Okay, so you’re interested in working out. What do you need to bring?

1. WATER!! Take enough water. I like to take at least a liter of water, but most times I’ll walk in with a gallon jug. It’s the only right way to do it.

2. Shoes. Whether it be Tennis/Running/Walking/Basketball, it really does not make much of a difference. Make sure your shoes are comfortable and allow you to have good posture. I’ve been in the shoe industry so I know that you shouldn’t get sucked up into the hype that you need the best XXX brand gym shoes. They won’t affect your lifts. Just make sure you’re comfortable and you can maintain proper form with the shoes. NO SANDALS!

3. Towel. You’re going to sweat. It happens. Bring your own towel. Wipe your own sweat. Period.

4. Music Player and Earbuds/Headphones. How can you work out without pumping yourself up? Download or stream music that gets your blood flowing. That next upbeat tempo could be the reason why you’re able to do that extra 10 lbs of lifts.

5. Workout Gloves.

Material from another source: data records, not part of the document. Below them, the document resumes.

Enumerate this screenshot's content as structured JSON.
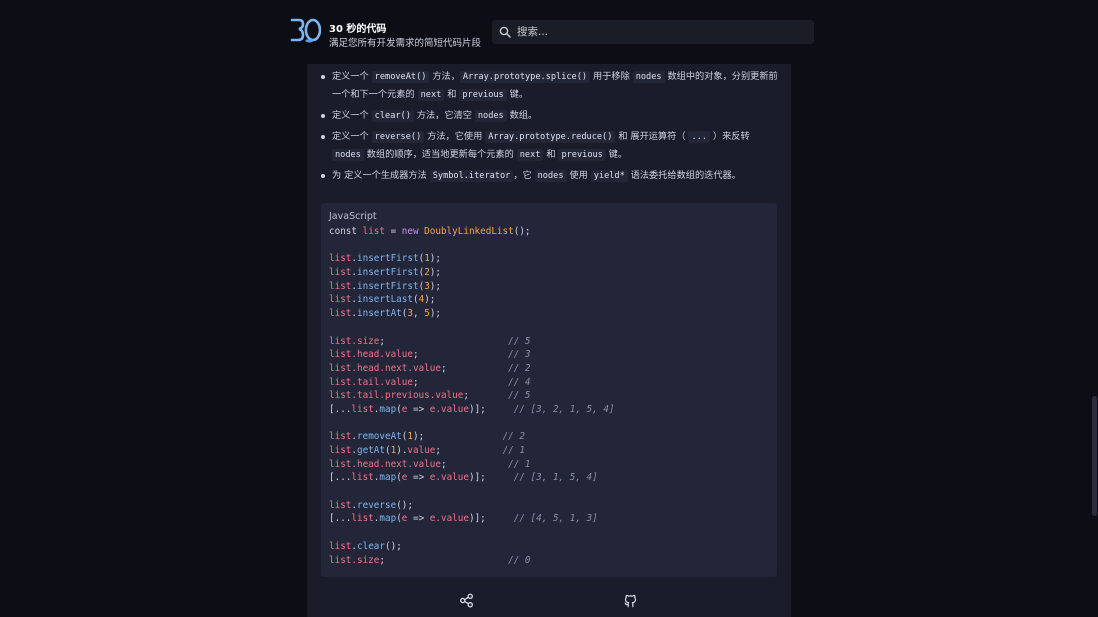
{
  "header": {
    "brand_title": "30 秒的代码",
    "brand_subtitle": "满足您所有开发需求的简短代码片段",
    "search_placeholder": "搜索..."
  },
  "bullets": [
    [
      {
        "t": "text",
        "v": "定义一个 "
      },
      {
        "t": "code",
        "v": "removeAt()"
      },
      {
        "t": "text",
        "v": " 方法，"
      },
      {
        "t": "code",
        "v": "Array.prototype.splice()"
      },
      {
        "t": "text",
        "v": " 用于移除 "
      },
      {
        "t": "code",
        "v": "nodes"
      },
      {
        "t": "text",
        "v": " 数组中的对象，分别更新前一个和下一个元素的 "
      },
      {
        "t": "code",
        "v": "next"
      },
      {
        "t": "text",
        "v": " 和 "
      },
      {
        "t": "code",
        "v": "previous"
      },
      {
        "t": "text",
        "v": " 键。"
      }
    ],
    [
      {
        "t": "text",
        "v": "定义一个 "
      },
      {
        "t": "code",
        "v": "clear()"
      },
      {
        "t": "text",
        "v": " 方法，它清空 "
      },
      {
        "t": "code",
        "v": "nodes"
      },
      {
        "t": "text",
        "v": " 数组。"
      }
    ],
    [
      {
        "t": "text",
        "v": "定义一个 "
      },
      {
        "t": "code",
        "v": "reverse()"
      },
      {
        "t": "text",
        "v": " 方法，它使用 "
      },
      {
        "t": "code",
        "v": "Array.prototype.reduce()"
      },
      {
        "t": "text",
        "v": " 和 展开运算符（ "
      },
      {
        "t": "code",
        "v": "..."
      },
      {
        "t": "text",
        "v": " ）来反转 "
      },
      {
        "t": "code",
        "v": "nodes"
      },
      {
        "t": "text",
        "v": " 数组的顺序，适当地更新每个元素的 "
      },
      {
        "t": "code",
        "v": "next"
      },
      {
        "t": "text",
        "v": " 和 "
      },
      {
        "t": "code",
        "v": "previous"
      },
      {
        "t": "text",
        "v": " 键。"
      }
    ],
    [
      {
        "t": "text",
        "v": "为 定义一个生成器方法 "
      },
      {
        "t": "code",
        "v": "Symbol.iterator"
      },
      {
        "t": "text",
        "v": "，它 "
      },
      {
        "t": "code",
        "v": "nodes"
      },
      {
        "t": "text",
        "v": " 使用 "
      },
      {
        "t": "code",
        "v": "yield*"
      },
      {
        "t": "text",
        "v": " 语法委托给数组的迭代器。"
      }
    ]
  ],
  "code_block": {
    "language": "JavaScript",
    "lines": [
      [
        [
          "kw",
          "const "
        ],
        [
          "var",
          "list"
        ],
        [
          "p",
          " = "
        ],
        [
          "new",
          "new "
        ],
        [
          "cls",
          "DoublyLinkedList"
        ],
        [
          "p",
          "();"
        ]
      ],
      [],
      [
        [
          "var",
          "list"
        ],
        [
          "p",
          "."
        ],
        [
          "fn",
          "insertFirst"
        ],
        [
          "p",
          "("
        ],
        [
          "num",
          "1"
        ],
        [
          "p",
          ");"
        ]
      ],
      [
        [
          "var",
          "list"
        ],
        [
          "p",
          "."
        ],
        [
          "fn",
          "insertFirst"
        ],
        [
          "p",
          "("
        ],
        [
          "num",
          "2"
        ],
        [
          "p",
          ");"
        ]
      ],
      [
        [
          "var",
          "list"
        ],
        [
          "p",
          "."
        ],
        [
          "fn",
          "insertFirst"
        ],
        [
          "p",
          "("
        ],
        [
          "num",
          "3"
        ],
        [
          "p",
          ");"
        ]
      ],
      [
        [
          "var",
          "list"
        ],
        [
          "p",
          "."
        ],
        [
          "fn",
          "insertLast"
        ],
        [
          "p",
          "("
        ],
        [
          "num",
          "4"
        ],
        [
          "p",
          ");"
        ]
      ],
      [
        [
          "var",
          "list"
        ],
        [
          "p",
          "."
        ],
        [
          "fn",
          "insertAt"
        ],
        [
          "p",
          "("
        ],
        [
          "num",
          "3"
        ],
        [
          "p",
          ", "
        ],
        [
          "num",
          "5"
        ],
        [
          "p",
          ");"
        ]
      ],
      [],
      [
        [
          "var",
          "list.size"
        ],
        [
          "p",
          ";                      "
        ],
        [
          "cmt",
          "// 5"
        ]
      ],
      [
        [
          "var",
          "list.head.value"
        ],
        [
          "p",
          ";                "
        ],
        [
          "cmt",
          "// 3"
        ]
      ],
      [
        [
          "var",
          "list.head.next.value"
        ],
        [
          "p",
          ";           "
        ],
        [
          "cmt",
          "// 2"
        ]
      ],
      [
        [
          "var",
          "list.tail.value"
        ],
        [
          "p",
          ";                "
        ],
        [
          "cmt",
          "// 4"
        ]
      ],
      [
        [
          "var",
          "list.tail.previous.value"
        ],
        [
          "p",
          ";       "
        ],
        [
          "cmt",
          "// 5"
        ]
      ],
      [
        [
          "p",
          "[..."
        ],
        [
          "var",
          "list"
        ],
        [
          "p",
          "."
        ],
        [
          "fn",
          "map"
        ],
        [
          "p",
          "("
        ],
        [
          "var",
          "e"
        ],
        [
          "p",
          " => "
        ],
        [
          "var",
          "e.value"
        ],
        [
          "p",
          ")];     "
        ],
        [
          "cmt",
          "// [3, 2, 1, 5, 4]"
        ]
      ],
      [],
      [
        [
          "var",
          "list"
        ],
        [
          "p",
          "."
        ],
        [
          "fn",
          "removeAt"
        ],
        [
          "p",
          "("
        ],
        [
          "num",
          "1"
        ],
        [
          "p",
          ");              "
        ],
        [
          "cmt",
          "// 2"
        ]
      ],
      [
        [
          "var",
          "list"
        ],
        [
          "p",
          "."
        ],
        [
          "fn",
          "getAt"
        ],
        [
          "p",
          "("
        ],
        [
          "num",
          "1"
        ],
        [
          "p",
          ")."
        ],
        [
          "var",
          "value"
        ],
        [
          "p",
          ";           "
        ],
        [
          "cmt",
          "// 1"
        ]
      ],
      [
        [
          "var",
          "list.head.next.value"
        ],
        [
          "p",
          ";           "
        ],
        [
          "cmt",
          "// 1"
        ]
      ],
      [
        [
          "p",
          "[..."
        ],
        [
          "var",
          "list"
        ],
        [
          "p",
          "."
        ],
        [
          "fn",
          "map"
        ],
        [
          "p",
          "("
        ],
        [
          "var",
          "e"
        ],
        [
          "p",
          " => "
        ],
        [
          "var",
          "e.value"
        ],
        [
          "p",
          ")];     "
        ],
        [
          "cmt",
          "// [3, 1, 5, 4]"
        ]
      ],
      [],
      [
        [
          "var",
          "list"
        ],
        [
          "p",
          "."
        ],
        [
          "fn",
          "reverse"
        ],
        [
          "p",
          "();"
        ]
      ],
      [
        [
          "p",
          "[..."
        ],
        [
          "var",
          "list"
        ],
        [
          "p",
          "."
        ],
        [
          "fn",
          "map"
        ],
        [
          "p",
          "("
        ],
        [
          "var",
          "e"
        ],
        [
          "p",
          " => "
        ],
        [
          "var",
          "e.value"
        ],
        [
          "p",
          ")];     "
        ],
        [
          "cmt",
          "// [4, 5, 1, 3]"
        ]
      ],
      [],
      [
        [
          "var",
          "list"
        ],
        [
          "p",
          "."
        ],
        [
          "fn",
          "clear"
        ],
        [
          "p",
          "();"
        ]
      ],
      [
        [
          "var",
          "list.size"
        ],
        [
          "p",
          ";                      "
        ],
        [
          "cmt",
          "// 0"
        ]
      ]
    ]
  },
  "icons": {
    "share": "share-icon",
    "github": "github-icon"
  },
  "colors": {
    "background": "#0d0e15",
    "card": "#1a1c2a",
    "code_background": "#232638",
    "logo_accent": "#7cb6f2",
    "variable": "#f0738a",
    "function": "#7cb6f2",
    "number": "#f6a84b",
    "keyword_new": "#c792ea"
  }
}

If you’re like me, you don’t like huge callouses in your hands. Workout gloves can help prevent most of them. However, if you’re a serious lifter, you might opt out of these gloves so you can maximize your grip and maximize your weight. Well then, kudos to you, good sir.

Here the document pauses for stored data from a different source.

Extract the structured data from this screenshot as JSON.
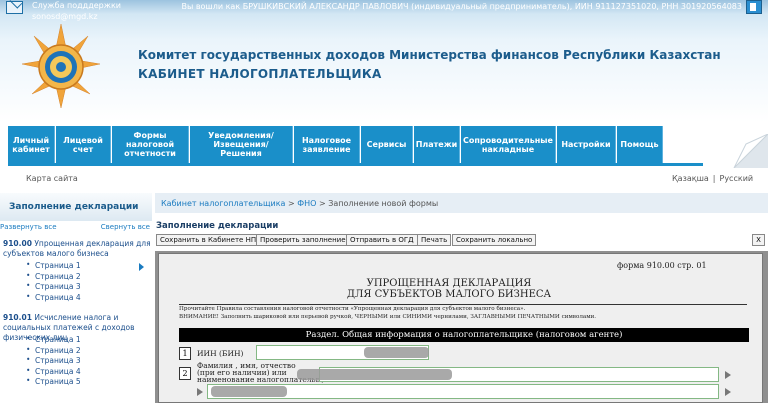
{
  "header": {
    "support_title": "Служба подддержки",
    "support_email": "sonosd@mgd.kz",
    "user_info": "Вы вошли как БРУШКИВСКИЙ АЛЕКСАНДР ПАВЛОВИЧ (индивидуальный предприниматель), ИИН 911127351020, РНН 301920564083",
    "org_name": "Комитет государственных доходов Министерства финансов Республики Казахстан",
    "cabinet_title": "КАБИНЕТ НАЛОГОПЛАТЕЛЬЩИКА"
  },
  "nav": {
    "items": [
      {
        "label": "Личный кабинет"
      },
      {
        "label": "Лицевой счет"
      },
      {
        "label": "Формы налоговой отчетности"
      },
      {
        "label": "Уведомления/ Извещения/ Решения"
      },
      {
        "label": "Налоговое заявление"
      },
      {
        "label": "Сервисы"
      },
      {
        "label": "Платежи"
      },
      {
        "label": "Сопроводительные накладные"
      },
      {
        "label": "Настройки"
      },
      {
        "label": "Помощь"
      }
    ]
  },
  "utility": {
    "sitemap": "Карта сайта",
    "lang_kz": "Қазақша",
    "lang_sep": "|",
    "lang_ru": "Русский"
  },
  "sidebar": {
    "title": "Заполнение декларации",
    "expand_all": "Развернуть все",
    "collapse_all": "Свернуть все",
    "declarations": [
      {
        "code": "910.00",
        "name": "Упрощенная декларация для субъектов малого бизнеса",
        "pages": [
          "Страница 1",
          "Страница 2",
          "Страница 3",
          "Страница 4"
        ]
      },
      {
        "code": "910.01",
        "name": "Исчисление налога и социальных платежей с доходов физических лиц",
        "pages": [
          "Страница 1",
          "Страница 2",
          "Страница 3",
          "Страница 4",
          "Страница 5"
        ]
      }
    ]
  },
  "main": {
    "breadcrumb": {
      "cabinet": "Кабинет налогоплательщика",
      "sep1": " > ",
      "fno": "ФНО",
      "sep2": " > ",
      "current": "Заполнение новой формы"
    },
    "title": "Заполнение декларации",
    "toolbar": {
      "save_cabinet": "Сохранить в Кабинете НП",
      "check": "Проверить заполнение",
      "send": "Отправить в ОГД",
      "print": "Печать",
      "save_local": "Сохранить локально",
      "close": "X"
    }
  },
  "form": {
    "form_label": "форма  910.00 стр.   01",
    "title_line1": "УПРОЩЕННАЯ ДЕКЛАРАЦИЯ",
    "title_line2": "ДЛЯ СУБЪЕКТОВ  МАЛОГО БИЗНЕСА",
    "note_line1": "Прочитайте Правила составления налоговой отчетности «Упрощенная декларация для субъектов малого бизнеса».",
    "note_line2": "ВНИМАНИЕ! Заполнить шариковой или перьевой ручкой, ЧЕРНЫМИ или СИНИМИ чернилами, ЗАГЛАВНЫМИ ПЕЧАТНЫМИ символами.",
    "section": "Раздел. Общая информация о налогоплательщике (налоговом агенте)",
    "fields": [
      {
        "num": "1",
        "label": "ИИН (БИН)"
      },
      {
        "num": "2",
        "label_line1": "Фамилия , имя, отчество",
        "label_line2": "(при его наличии) или",
        "label_line3": "наименование налогоплательщика"
      }
    ]
  },
  "colors": {
    "nav_bg": "#1a8fc9",
    "header_title": "#1c5c8c",
    "link": "#1a7bc0"
  }
}
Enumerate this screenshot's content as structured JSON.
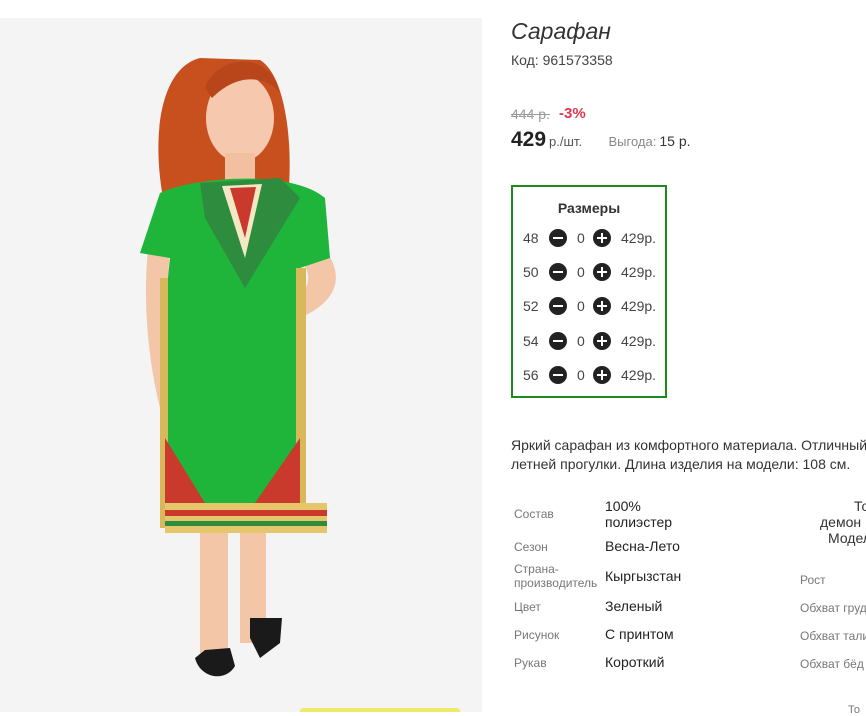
{
  "product": {
    "title": "Сарафан",
    "code": "Код: 961573358",
    "old_price": "444 р.",
    "discount": "-3%",
    "price": "429",
    "unit": "р./шт.",
    "benefit_label": "Выгода:",
    "benefit_value": "15 р."
  },
  "sizes": {
    "title": "Размеры",
    "rows": [
      {
        "size": "48",
        "qty": "0",
        "price": "429р."
      },
      {
        "size": "50",
        "qty": "0",
        "price": "429р."
      },
      {
        "size": "52",
        "qty": "0",
        "price": "429р."
      },
      {
        "size": "54",
        "qty": "0",
        "price": "429р."
      },
      {
        "size": "56",
        "qty": "0",
        "price": "429р."
      }
    ]
  },
  "description": {
    "line1": "Яркий сарафан из комфортного материала. Отличный",
    "line2": "летней прогулки. Длина изделия на модели: 108 см."
  },
  "properties": {
    "composition_label": "Состав",
    "composition_value_1": "100%",
    "composition_value_2": "полиэстер",
    "season_label": "Сезон",
    "season_value": "Весна-Лето",
    "country_label_1": "Страна-",
    "country_label_2": "производитель",
    "country_value": "Кыргызстан",
    "color_label": "Цвет",
    "color_value": "Зеленый",
    "pattern_label": "Рисунок",
    "pattern_value": "С принтом",
    "sleeve_label": "Рукав",
    "sleeve_value": "Короткий"
  },
  "model": {
    "head_1": "То",
    "head_2": "демон",
    "head_3": "Модел",
    "height_label": "Рост",
    "chest_label": "Обхват груд",
    "waist_label": "Обхват тали",
    "hips_label": "Обхват бёд",
    "bottom_trunc": "То"
  },
  "colors": {
    "accent_border": "#1e8a1e",
    "discount": "#e0364f",
    "dress_green": "#1fb53a"
  }
}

With that said, learn some proper gym etiquette! There are just too many gym douchebags who don’t respect the gym and don’t respect other people. These assholes are everywhere and at every gym. They need to pull their heads out of their asses.

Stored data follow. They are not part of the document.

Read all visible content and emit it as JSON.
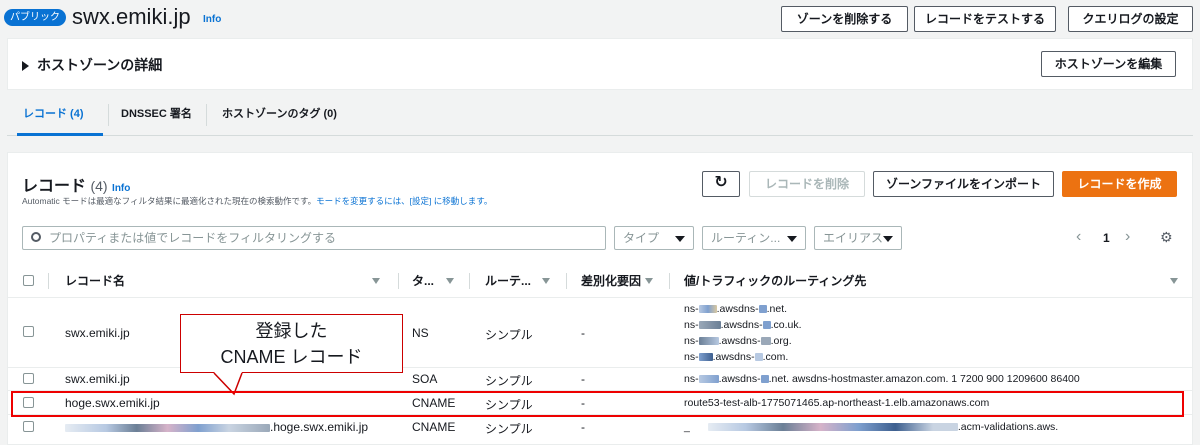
{
  "header": {
    "badge": "パブリック",
    "title": "swx.emiki.jp",
    "info": "Info",
    "buttons": {
      "delete_zone": "ゾーンを削除する",
      "test_record": "レコードをテストする",
      "query_log": "クエリログの設定"
    }
  },
  "details_panel": {
    "title": "ホストゾーンの詳細",
    "edit_button": "ホストゾーンを編集"
  },
  "tabs": [
    {
      "label": "レコード (4)"
    },
    {
      "label": "DNSSEC 署名"
    },
    {
      "label": "ホストゾーンのタグ (0)"
    }
  ],
  "records": {
    "title": "レコード",
    "count": "(4)",
    "info": "Info",
    "desc_text": "Automatic モードは最適なフィルタ結果に最適化された現在の検索動作です。",
    "desc_link": "モードを変更するには、[設定] に移動します。",
    "buttons": {
      "delete": "レコードを削除",
      "import": "ゾーンファイルをインポート",
      "create": "レコードを作成"
    },
    "search_placeholder": "プロパティまたは値でレコードをフィルタリングする",
    "filters": {
      "type": "タイプ",
      "routing": "ルーティン...",
      "alias": "エイリアス"
    },
    "page": "1"
  },
  "table": {
    "headers": {
      "name": "レコード名",
      "type": "タ...",
      "routing": "ルーテ...",
      "diff": "差別化要因",
      "value": "値/トラフィックのルーティング先"
    },
    "rows": [
      {
        "name": "swx.emiki.jp",
        "type": "NS",
        "routing": "シンプル",
        "diff": "-",
        "values": [
          "ns-",
          ".awsdns-",
          ".net.",
          "ns-",
          ".awsdns-",
          ".co.uk.",
          "ns-",
          ".awsdns-",
          ".org.",
          "ns-",
          ".awsdns-",
          ".com."
        ]
      },
      {
        "name": "swx.emiki.jp",
        "type": "SOA",
        "routing": "シンプル",
        "diff": "-",
        "value_prefix": "ns-",
        "value_mid": ".awsdns-",
        "value_rest": ".net. awsdns-hostmaster.amazon.com. 1 7200 900 1209600 86400"
      },
      {
        "name": "hoge.swx.emiki.jp",
        "type": "CNAME",
        "routing": "シンプル",
        "diff": "-",
        "value": "route53-test-alb-1775071465.ap-northeast-1.elb.amazonaws.com"
      },
      {
        "name_suffix": ".hoge.swx.emiki.jp",
        "type": "CNAME",
        "routing": "シンプル",
        "diff": "-",
        "value_prefix": "_",
        "value_suffix": ".acm-validations.aws."
      }
    ]
  },
  "annotation": {
    "line1": "登録した",
    "line2": "CNAME レコード"
  },
  "colors": {
    "accent": "#0972d3",
    "primary_button": "#ec7211",
    "highlight": "#e00000"
  }
}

1. Re-rack your weights! You just loaded that machine to lift them. Why wouldn’t you put it back after you’ve finished? Are you that much of a douche? Think of it as an extra set.

2. Wipe down after you use your weights / machines / whatever. No one wants to sit in the residue of your pungent sweat. Clean that nasty crap up.

3. Re-rack your weights!

4. If the gym is busy, let someone in between sets. Don’t be that retard that sits on your spot for 3 minutes, resting when someone could get a set in. Be considerate, for God’s sake.

5. Be patient if someone is using the weights. Don’t expect other people to allow you to get a quick set in while they’re doing their workout. Just be patient. You can kindly ask how many sets they have left and if they have a lot, then follow up if you can work in sets between them.

6. Don’t hog the weights. I don’t care what superset you’re on, don’t take the entire set of dumbbells because you have no idea what the hell you’re doing. You only need one set (maybe two in certain cases).

7. Get off that cell phone. Why are you even on it? Turn that crap off.

8. Don’t tell other people what they’re doing wrong. Chances are you’re doing it wrong, too.

9. Lower your music. No one should be able to hear you listening to ABBA while you’re working out. I don’t care how fairy you are.

10. Wear deodorant. It’s because you smell. Yes, you do.

11. Re-rack your weights. Did I mention this?